With dominant pitching and a deep lineup, the Wellesley Wildcats captured the first ever Under-16 Boys Canadian Fastball Championship in Fredericton, New Brunswick on August 10.
A tight-knit group, the Wildcats enjoyed a historic season on the back of a team effort, the coaches said.
“You always hear that on winning teams the players all buy into the system, are dedicated and that everybody knows their role,” assistant coach Todd Schneider explained. “That describes these kids. It started back when hockey was still going and they came out to practice indoors at the school in Linwood. They all just bought into the team system.”
It’s a special group of players, assistant coach Brad Dietrich added.
“The truth is they work hard. We practice more than any team around and we practice even more than we play.”

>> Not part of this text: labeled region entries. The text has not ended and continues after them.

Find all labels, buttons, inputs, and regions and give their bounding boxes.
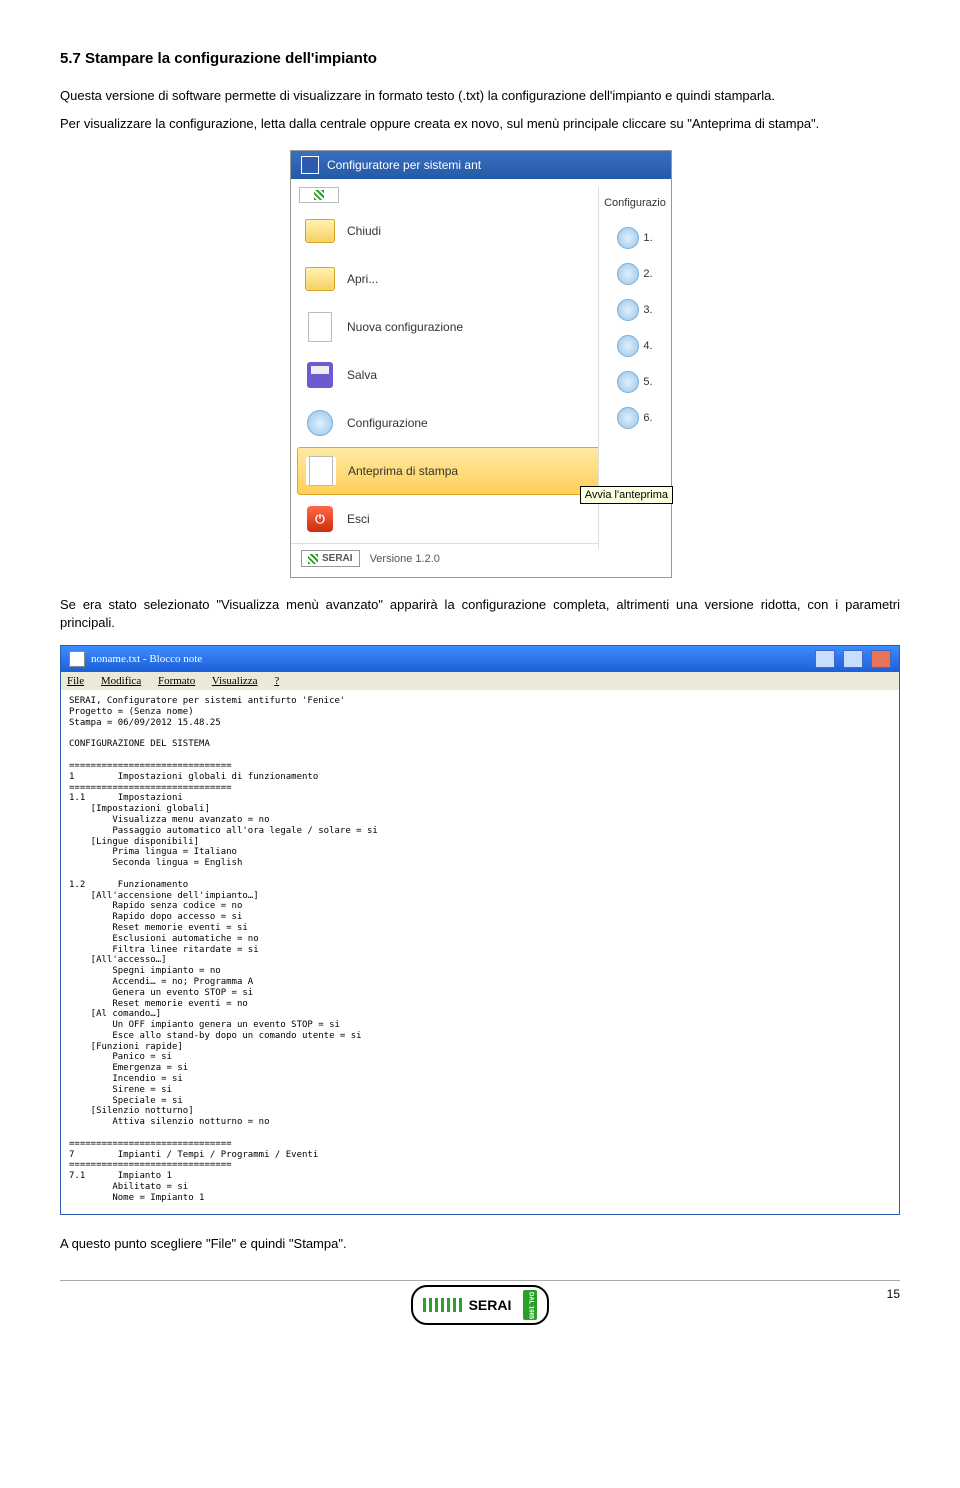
menu-anteprima-label: Anteprima di stampa <box>348 464 458 478</box>
notepad-body: SERAI, Configuratore per sistemi antifur… <box>61 690 899 1213</box>
app-screenshot: Configuratore per sistemi ant Chiudi Apr… <box>290 150 672 578</box>
notepad-title-text: noname.txt - Blocco note <box>91 653 202 665</box>
footer-brand: SERAI <box>469 1297 512 1313</box>
para-3: Se era stato selezionato "Visualizza men… <box>60 596 900 631</box>
menu-salva-label: Salva <box>347 368 377 382</box>
since-badge: DAL 1965 <box>523 1290 537 1320</box>
np-menu-modifica[interactable]: Modifica <box>101 675 141 687</box>
gear-icon <box>617 263 639 285</box>
np-menu-file[interactable]: File <box>67 675 84 687</box>
gear-icon <box>617 407 639 429</box>
tooltip: Avvia l'anteprima <box>580 486 673 504</box>
gear-icon <box>617 227 639 249</box>
save-icon <box>301 156 319 174</box>
menu-chiudi-label: Chiudi <box>347 224 381 238</box>
notepad-doc-icon <box>69 651 85 667</box>
wave-icon <box>423 1298 463 1312</box>
page-number: 15 <box>887 1287 900 1301</box>
right-panel-header: Configurazio <box>602 193 668 213</box>
notepad-titlebar: noname.txt - Blocco note <box>61 646 899 672</box>
gear-icon <box>617 371 639 393</box>
menu-nuova-label: Nuova configurazione <box>347 320 463 334</box>
app-titlebar: Configuratore per sistemi ant <box>291 151 671 179</box>
gear-icon <box>617 299 639 321</box>
version-label: Versione 1.2.0 <box>370 553 440 565</box>
app-title-text: Configuratore per sistemi ant <box>327 158 481 172</box>
menu-config-label: Configurazione <box>347 416 428 430</box>
power-icon: ⏻ <box>305 505 335 533</box>
section-heading: 5.7 Stampare la configurazione dell'impi… <box>60 50 900 67</box>
serai-logo-icon: SERAI <box>301 550 360 567</box>
np-menu-formato[interactable]: Formato <box>158 675 195 687</box>
intro-para-2: Per visualizzare la configurazione, lett… <box>60 115 900 133</box>
maximize-icon[interactable] <box>843 650 863 668</box>
menu-apri-label: Apri... <box>347 272 378 286</box>
np-menu-visualizza[interactable]: Visualizza <box>212 675 258 687</box>
np-menu-help[interactable]: ? <box>274 675 279 687</box>
notepad-menubar[interactable]: File Modifica Formato Visualizza ? <box>61 672 899 690</box>
para-4: A questo punto scegliere "File" e quindi… <box>60 1235 900 1253</box>
intro-para-1: Questa versione di software permette di … <box>60 87 900 105</box>
page-footer: SERAI DAL 1965 15 <box>60 1280 900 1325</box>
document-icon <box>305 313 335 341</box>
gear-icon <box>305 409 335 437</box>
diskette-icon <box>305 361 335 389</box>
folder-icon <box>305 217 335 245</box>
folder-open-icon <box>305 265 335 293</box>
notepad-window: noname.txt - Blocco note File Modifica F… <box>60 645 900 1214</box>
print-preview-icon <box>306 457 336 485</box>
menu-esci-label: Esci <box>347 512 370 526</box>
minimize-icon[interactable] <box>815 650 835 668</box>
gear-icon <box>617 335 639 357</box>
close-icon[interactable] <box>871 650 891 668</box>
footer-logo: SERAI DAL 1965 <box>411 1285 550 1325</box>
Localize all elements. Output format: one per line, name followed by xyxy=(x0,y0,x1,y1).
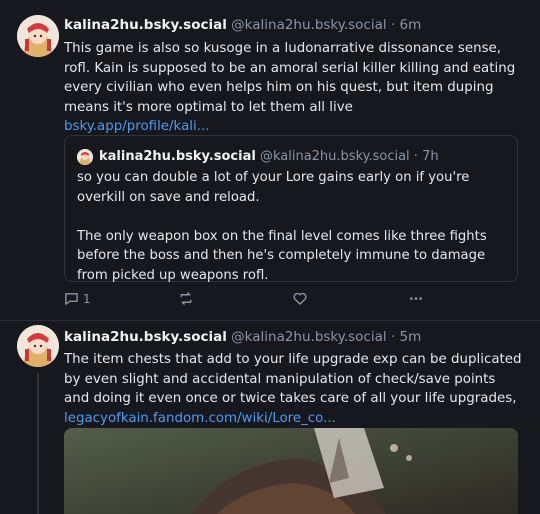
avatar[interactable] xyxy=(17,15,59,57)
quoted-paragraph-2: The only weapon box on the final level c… xyxy=(77,228,487,283)
game-screenshot-image xyxy=(64,428,518,514)
post-header: kalina2hu.bsky.social @kalina2hu.bsky.so… xyxy=(64,17,422,33)
thread-line xyxy=(37,373,39,514)
quoted-paragraph-1: so you can double a lot of your Lore gai… xyxy=(77,170,470,205)
quoted-display-name: kalina2hu.bsky.social xyxy=(99,149,256,164)
post-1[interactable]: kalina2hu.bsky.social @kalina2hu.bsky.so… xyxy=(0,0,540,320)
post-link[interactable]: bsky.app/profile/kali... xyxy=(64,119,209,134)
display-name[interactable]: kalina2hu.bsky.social xyxy=(64,329,227,345)
repost-button[interactable] xyxy=(178,291,194,306)
quoted-avatar xyxy=(77,149,93,165)
post-actions: 1 xyxy=(64,291,464,309)
post-text: This game is also so kusoge in a ludonar… xyxy=(64,39,524,137)
quoted-text: so you can double a lot of your Lore gai… xyxy=(77,168,507,285)
heart-icon xyxy=(293,292,307,305)
repost-icon xyxy=(180,292,192,305)
reply-button[interactable]: 1 xyxy=(64,291,91,306)
quoted-header: kalina2hu.bsky.social @kalina2hu.bsky.so… xyxy=(99,149,439,164)
post-header: kalina2hu.bsky.social @kalina2hu.bsky.so… xyxy=(64,329,422,345)
post-image[interactable] xyxy=(64,428,518,514)
post-text-content: This game is also so kusoge in a ludonar… xyxy=(64,41,516,115)
post-link[interactable]: legacyofkain.fandom.com/wiki/Lore_co... xyxy=(64,411,336,426)
quoted-timestamp: 7h xyxy=(422,149,439,164)
post-text: The item chests that add to your life up… xyxy=(64,350,524,428)
reply-icon xyxy=(65,293,78,305)
handle[interactable]: @kalina2hu.bsky.social xyxy=(231,17,386,33)
quoted-post[interactable]: kalina2hu.bsky.social @kalina2hu.bsky.so… xyxy=(64,135,518,285)
timestamp[interactable]: 5m xyxy=(400,329,422,345)
more-icon xyxy=(410,297,422,300)
more-options-button[interactable] xyxy=(408,291,424,306)
avatar[interactable] xyxy=(17,325,59,367)
timestamp[interactable]: 6m xyxy=(400,17,422,33)
post-text-content: The item chests that add to your life up… xyxy=(64,352,522,406)
quoted-handle: @kalina2hu.bsky.social xyxy=(259,149,410,164)
reply-count: 1 xyxy=(83,291,91,306)
display-name[interactable]: kalina2hu.bsky.social xyxy=(64,17,227,33)
handle[interactable]: @kalina2hu.bsky.social xyxy=(231,329,386,345)
like-button[interactable] xyxy=(292,291,308,306)
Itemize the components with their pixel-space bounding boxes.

That’s saying a lot, since the group played more than 50 games this summer, including the regular season where the Wildcats took top spot while competing against older players.
“None of (our players) are Midget age (17-18),” Deitrich explained. “The other teams would be a year or two older and some even have over-age players, as old as 20 years of age in some cases.”
Yet the Wildcats excelled, in part, Schneider said, because much of the team has been playing together with the same coaching staff for seven years.
But that doesn’t mean winning a national championship was easy.
“When you go to a tournament like that you don’t know what the competition is going to be like,” Deitrich said. “But once we saw what it was like, the boys gained confidence and knew that they could play with them and the confidence kept growing as we went.”
The team got off to a shaky start, falling to Quebec and provincial rival Cambellford during the round robin.
“Our bats just kind of went to sleep those two games,” Deitrich said. “So we ended up finishing third in our division. If you finished first or second you earned a double life, meaning you could lose twice in the playoff round, but we ended up finishing third so we needed to keep winning because if we had of lost we would have been done.”
The intensity picked up for the playoff round, and the boys responded, he noted.
“The first game in the playoffs we played against British Columbia and the (team) knew that they couldn’t lose so they came out hard and we ended up mercying B.C. 11-0. Then we played Kitchener, which was a tough game. We beat them 5-2 and our pitcher threw a four-hitter and we got some clutch hits at the right time to beat them. We had beat Kitchener all year long and they had only beat us once so the boys were sure they could win that game.”
Those two clutch wins put the squad through to the final day of competition, with just four teams remaining.
In the first Sunday match, starting pitcher Dylan Lemold shut out Newfoundland and the bats put eight runs on the board.
Next up was a rematch with Quebec.
“After losing to them earlier in the tournament the boys wanted revenge so they came out firing,” Deitrich said. “Our leadoff batter (Brenden Schneider) hit a home run right to begin with and that just set the tone for the game and we ended up beating them 11-2. The boys were pumped.”
The finals would prove much more difficult.
“It was a back and forth game,” Deitrich explained. “We went up 1-0, then they tied it. Then they went ahead 3-1 and we came back and to go ahead 4-3 when our number nine batter hit a two-run homer. The next inning we added another run in to make it 5-3. They managed to squeeze another run in so it was 5-4 in fifth inning, and then we shut them down the rest of the way,”
It took a “strong lineup from one through nine,” Deitrich said, adding that pitching depth also played a big role.